A gangue que invadiu o consultório da dentista que Cinthya Magaly Moutinho de Souza já havia antes embebido suas vítimas em álcool, mas nunca havia acendido o isqueiro. Segundo o depoimento dos assassinos, um fato foi determinante na decisão, o que o tal menor sem nome e sem rosto narrou com frieza burocrática à polícia. Jonathan, o tal que conduzia o Audi da mãe no assalto, tinha saído com o cartão de banco de Cinthya para fazer um saque. Ao constatar que só havia R$ 30 na conta, ficou furioso e ligou para seus comparsas. Estes, mais irritados ainda, resolveram matar a dentista queimada.
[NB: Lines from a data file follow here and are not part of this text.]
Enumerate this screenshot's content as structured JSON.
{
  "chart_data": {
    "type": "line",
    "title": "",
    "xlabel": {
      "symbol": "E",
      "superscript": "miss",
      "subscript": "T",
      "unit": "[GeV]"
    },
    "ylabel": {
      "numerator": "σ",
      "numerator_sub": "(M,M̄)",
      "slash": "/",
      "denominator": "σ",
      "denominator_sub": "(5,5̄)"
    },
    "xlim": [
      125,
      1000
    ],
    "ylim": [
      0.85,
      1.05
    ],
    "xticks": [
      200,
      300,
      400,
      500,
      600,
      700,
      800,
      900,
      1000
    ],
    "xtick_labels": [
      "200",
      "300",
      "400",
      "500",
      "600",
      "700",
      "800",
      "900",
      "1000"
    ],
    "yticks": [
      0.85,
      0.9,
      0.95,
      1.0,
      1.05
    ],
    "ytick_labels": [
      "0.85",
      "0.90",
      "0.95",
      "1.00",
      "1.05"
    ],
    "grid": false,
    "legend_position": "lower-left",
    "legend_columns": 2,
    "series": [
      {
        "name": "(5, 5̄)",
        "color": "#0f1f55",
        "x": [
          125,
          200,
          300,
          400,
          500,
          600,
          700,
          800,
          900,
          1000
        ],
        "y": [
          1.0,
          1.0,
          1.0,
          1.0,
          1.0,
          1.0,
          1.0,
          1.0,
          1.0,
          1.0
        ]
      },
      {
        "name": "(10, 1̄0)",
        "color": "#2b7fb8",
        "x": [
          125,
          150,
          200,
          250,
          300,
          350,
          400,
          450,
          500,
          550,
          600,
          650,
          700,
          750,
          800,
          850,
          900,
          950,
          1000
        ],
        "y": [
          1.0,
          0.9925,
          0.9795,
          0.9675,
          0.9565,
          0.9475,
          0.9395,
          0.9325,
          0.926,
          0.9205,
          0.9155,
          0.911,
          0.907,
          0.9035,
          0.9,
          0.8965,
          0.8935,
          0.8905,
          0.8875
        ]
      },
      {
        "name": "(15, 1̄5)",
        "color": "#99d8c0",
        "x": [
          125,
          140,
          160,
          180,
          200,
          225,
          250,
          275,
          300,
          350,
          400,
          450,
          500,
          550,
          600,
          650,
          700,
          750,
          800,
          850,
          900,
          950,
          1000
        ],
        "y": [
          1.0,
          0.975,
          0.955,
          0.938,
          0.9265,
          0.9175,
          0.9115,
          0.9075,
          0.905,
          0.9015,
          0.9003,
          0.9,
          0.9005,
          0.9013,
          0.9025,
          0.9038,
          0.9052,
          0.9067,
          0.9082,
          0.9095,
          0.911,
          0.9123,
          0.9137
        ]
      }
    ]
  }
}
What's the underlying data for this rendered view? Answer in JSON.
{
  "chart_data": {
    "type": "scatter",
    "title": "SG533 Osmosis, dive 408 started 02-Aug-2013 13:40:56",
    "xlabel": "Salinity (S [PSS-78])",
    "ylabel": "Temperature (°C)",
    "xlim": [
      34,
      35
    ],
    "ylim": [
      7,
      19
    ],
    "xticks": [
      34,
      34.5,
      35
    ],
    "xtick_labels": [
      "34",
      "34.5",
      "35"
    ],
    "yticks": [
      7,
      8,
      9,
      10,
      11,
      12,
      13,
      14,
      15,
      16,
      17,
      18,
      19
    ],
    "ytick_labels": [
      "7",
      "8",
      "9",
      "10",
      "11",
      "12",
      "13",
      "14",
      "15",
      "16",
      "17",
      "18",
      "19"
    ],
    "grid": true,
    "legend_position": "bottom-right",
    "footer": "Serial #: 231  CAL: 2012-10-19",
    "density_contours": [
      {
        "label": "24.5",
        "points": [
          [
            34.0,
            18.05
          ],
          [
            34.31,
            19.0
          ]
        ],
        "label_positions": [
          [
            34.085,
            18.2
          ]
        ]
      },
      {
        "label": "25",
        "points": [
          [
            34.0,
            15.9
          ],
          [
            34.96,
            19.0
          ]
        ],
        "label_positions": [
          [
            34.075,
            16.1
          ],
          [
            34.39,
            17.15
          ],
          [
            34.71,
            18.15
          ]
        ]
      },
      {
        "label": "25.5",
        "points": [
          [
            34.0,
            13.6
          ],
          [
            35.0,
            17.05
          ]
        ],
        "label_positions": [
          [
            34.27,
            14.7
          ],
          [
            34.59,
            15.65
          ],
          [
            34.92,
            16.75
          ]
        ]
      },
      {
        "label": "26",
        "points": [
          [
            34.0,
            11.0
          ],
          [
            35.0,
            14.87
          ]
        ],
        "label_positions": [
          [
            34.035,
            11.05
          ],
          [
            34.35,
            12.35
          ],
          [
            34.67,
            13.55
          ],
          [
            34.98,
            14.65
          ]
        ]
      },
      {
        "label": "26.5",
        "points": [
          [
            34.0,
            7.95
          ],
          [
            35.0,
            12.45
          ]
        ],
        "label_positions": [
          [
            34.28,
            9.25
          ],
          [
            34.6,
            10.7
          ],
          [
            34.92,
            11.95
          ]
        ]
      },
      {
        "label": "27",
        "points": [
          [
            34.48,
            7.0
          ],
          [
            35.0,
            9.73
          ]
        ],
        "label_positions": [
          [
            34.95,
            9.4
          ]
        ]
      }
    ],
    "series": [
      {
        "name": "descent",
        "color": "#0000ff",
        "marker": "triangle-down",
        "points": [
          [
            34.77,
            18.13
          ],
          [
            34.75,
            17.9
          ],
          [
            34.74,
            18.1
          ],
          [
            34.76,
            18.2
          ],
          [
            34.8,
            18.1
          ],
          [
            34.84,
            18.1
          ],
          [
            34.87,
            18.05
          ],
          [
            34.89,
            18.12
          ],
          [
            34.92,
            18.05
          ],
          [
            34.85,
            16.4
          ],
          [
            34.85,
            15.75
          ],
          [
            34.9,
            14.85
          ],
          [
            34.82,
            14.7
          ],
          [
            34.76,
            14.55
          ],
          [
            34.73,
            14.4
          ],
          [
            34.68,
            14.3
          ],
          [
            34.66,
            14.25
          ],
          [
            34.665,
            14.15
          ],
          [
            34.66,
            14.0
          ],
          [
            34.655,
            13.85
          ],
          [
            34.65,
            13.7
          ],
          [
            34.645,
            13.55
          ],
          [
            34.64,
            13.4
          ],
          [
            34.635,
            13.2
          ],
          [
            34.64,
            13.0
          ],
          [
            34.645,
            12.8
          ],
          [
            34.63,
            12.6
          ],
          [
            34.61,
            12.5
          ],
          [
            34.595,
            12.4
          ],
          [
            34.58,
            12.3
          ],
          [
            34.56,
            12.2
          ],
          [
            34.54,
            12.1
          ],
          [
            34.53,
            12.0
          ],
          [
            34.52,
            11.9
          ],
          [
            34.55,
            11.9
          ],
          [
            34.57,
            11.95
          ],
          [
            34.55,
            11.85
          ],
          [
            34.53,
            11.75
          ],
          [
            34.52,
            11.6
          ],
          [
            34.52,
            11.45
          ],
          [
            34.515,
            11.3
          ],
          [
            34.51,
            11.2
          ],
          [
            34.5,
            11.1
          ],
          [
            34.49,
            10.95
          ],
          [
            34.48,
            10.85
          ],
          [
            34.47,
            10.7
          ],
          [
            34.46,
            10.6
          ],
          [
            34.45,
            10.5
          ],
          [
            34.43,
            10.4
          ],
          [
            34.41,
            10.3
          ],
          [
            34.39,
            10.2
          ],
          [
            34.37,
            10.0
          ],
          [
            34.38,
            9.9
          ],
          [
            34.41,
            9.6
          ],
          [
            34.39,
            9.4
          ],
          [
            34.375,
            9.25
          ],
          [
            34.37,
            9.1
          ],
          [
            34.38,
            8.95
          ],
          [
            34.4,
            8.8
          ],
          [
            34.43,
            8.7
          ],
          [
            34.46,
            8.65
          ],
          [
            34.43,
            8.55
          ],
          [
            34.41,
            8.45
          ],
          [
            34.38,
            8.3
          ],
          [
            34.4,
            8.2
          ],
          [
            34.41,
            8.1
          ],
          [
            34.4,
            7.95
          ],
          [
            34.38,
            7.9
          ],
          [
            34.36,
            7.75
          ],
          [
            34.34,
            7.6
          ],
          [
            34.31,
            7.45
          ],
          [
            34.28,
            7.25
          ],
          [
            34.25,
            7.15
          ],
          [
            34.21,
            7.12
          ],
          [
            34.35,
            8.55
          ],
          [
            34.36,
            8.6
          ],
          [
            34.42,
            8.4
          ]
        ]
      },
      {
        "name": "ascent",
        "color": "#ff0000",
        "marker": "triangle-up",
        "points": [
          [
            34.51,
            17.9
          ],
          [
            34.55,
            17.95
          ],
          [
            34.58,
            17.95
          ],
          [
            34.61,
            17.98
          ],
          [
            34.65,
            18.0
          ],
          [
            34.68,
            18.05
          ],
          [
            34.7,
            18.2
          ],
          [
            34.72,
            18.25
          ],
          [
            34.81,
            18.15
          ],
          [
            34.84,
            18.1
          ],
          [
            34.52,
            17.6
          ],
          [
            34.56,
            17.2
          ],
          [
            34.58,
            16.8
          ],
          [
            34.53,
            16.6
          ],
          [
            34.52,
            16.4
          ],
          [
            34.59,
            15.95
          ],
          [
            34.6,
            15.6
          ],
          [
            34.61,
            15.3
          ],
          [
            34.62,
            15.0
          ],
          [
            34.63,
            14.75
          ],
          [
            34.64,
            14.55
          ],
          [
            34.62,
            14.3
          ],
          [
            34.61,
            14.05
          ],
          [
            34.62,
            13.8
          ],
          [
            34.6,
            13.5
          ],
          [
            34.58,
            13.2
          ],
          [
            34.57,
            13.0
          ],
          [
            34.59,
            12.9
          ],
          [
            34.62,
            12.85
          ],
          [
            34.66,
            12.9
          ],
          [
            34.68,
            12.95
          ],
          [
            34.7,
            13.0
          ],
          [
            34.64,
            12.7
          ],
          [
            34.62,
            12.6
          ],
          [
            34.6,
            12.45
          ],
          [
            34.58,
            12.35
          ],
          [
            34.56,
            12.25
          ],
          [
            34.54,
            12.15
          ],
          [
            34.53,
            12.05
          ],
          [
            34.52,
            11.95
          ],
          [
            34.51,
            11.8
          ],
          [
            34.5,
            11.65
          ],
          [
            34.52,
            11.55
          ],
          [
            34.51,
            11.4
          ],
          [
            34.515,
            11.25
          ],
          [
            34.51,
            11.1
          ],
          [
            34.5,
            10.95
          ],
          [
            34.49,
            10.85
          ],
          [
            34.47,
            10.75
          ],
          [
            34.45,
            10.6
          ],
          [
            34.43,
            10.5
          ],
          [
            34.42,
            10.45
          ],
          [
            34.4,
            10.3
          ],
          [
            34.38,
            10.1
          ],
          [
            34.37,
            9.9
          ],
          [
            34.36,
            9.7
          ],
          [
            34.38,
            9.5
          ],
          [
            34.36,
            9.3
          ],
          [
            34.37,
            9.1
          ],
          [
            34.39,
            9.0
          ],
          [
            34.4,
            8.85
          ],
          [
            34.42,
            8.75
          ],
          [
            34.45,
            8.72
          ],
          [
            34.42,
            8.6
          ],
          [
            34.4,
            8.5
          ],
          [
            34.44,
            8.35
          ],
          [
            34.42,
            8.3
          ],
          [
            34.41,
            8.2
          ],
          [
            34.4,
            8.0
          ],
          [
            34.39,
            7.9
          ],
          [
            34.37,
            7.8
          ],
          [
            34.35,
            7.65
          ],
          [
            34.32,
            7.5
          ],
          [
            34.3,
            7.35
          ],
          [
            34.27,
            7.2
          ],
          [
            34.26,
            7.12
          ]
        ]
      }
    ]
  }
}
Decidiriam “isqueirá-la”. Os malditos já criaram até um verbo para o ato bárbaro.
Ou, como notou a minha mulher, eles não suportaram o fato de que a dentista que eles assaltavam era mais pobre do que eles próprios — que pobres não eram, é bom que fique claro. Eles não suportaram o fato de que aquela que eles assaltavam, e que ganhava a vida com o seu trabalho, tinha menos dinheiro do que eles próprios, canalhas que viviam do que arrancavam dos outros.
Se há alguma “luta de classes” nesse caso, como quer a delinquência moral pró-bandido que está presente em boa parte da imprensa brasileira, está no fato de que marginais endinheirados não toleraram o fato de encontrar pela frente uma vítima sem dinheiro. E aí eles a “isqueiraram”.
Infelizmente, nem Cinthya nem Victor Hugo Deppman sobreviveram para escrever um texto para a Folha (ver post). Ele teve os miolos espalhados na calçada. Ela virou carne queimada em alguns minutos. Não tiveram tempo de passar pela ascese sociológica que, ao chamar justiça de vingança, advoga a impunidade e faz uma pacto com a bandidagem.